[Intramedullary spinal cord metastasis of lung adenocarcinoma causing Brown-Séquard Syndrome].

2001 
: A 36-year-old woman admitted to our hospital because of numbness in the left limbs and weakness in the right arm, and was subsequently given a diagnosis of intramedullary spinal cord metastases from lung cancer. The patient had lung adenocarcinoma with metastases to the brain, spine and lymph nodes. Occipital craniotomy, radiation therapy and chemotherapy were performed on the lesions in the year following June 1994. In June 1995, however, she complained of numbness in the left limbs and weakness in the right arm.

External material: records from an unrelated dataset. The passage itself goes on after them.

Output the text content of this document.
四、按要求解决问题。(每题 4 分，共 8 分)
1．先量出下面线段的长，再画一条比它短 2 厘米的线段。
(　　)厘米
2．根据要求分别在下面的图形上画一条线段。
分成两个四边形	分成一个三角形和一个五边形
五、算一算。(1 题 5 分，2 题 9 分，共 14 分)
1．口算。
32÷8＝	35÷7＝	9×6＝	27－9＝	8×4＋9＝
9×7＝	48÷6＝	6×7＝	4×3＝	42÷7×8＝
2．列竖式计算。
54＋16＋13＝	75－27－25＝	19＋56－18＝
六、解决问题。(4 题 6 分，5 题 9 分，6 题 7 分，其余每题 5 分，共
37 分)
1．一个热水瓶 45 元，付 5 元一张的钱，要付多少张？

Compatible with her neurological manifestation, MRI demonstrated tumors in the right side of the cord at the spinal level of C3-4 and C7-Th1, both of which were of high density in T2-enhanced conditions with enhancement by gadolinium-diethylenetriamine pentaacetic acid. No invasion from spinal metastasis was detected by CT, scintigraphy or MRI. We therefore diagnosed her manifestation as Brown-Sequard syndrome caused by intramedullary spinal cord metastatic tumors of lung adenocarcinoma. In order to avoid paraplegia and dysfunction of the bladder and bowel, radiation therapy of the cord lesions with total dose of 44 Gy was performed. Her neurologic manifestation was improved, restoring her quality of life, as the tumor size estimated by MRI decreased. Four months later, however, she died of lung adenocarcinoma that developed accompanied with severe peritonitis carcinomatosa and multiple metastases.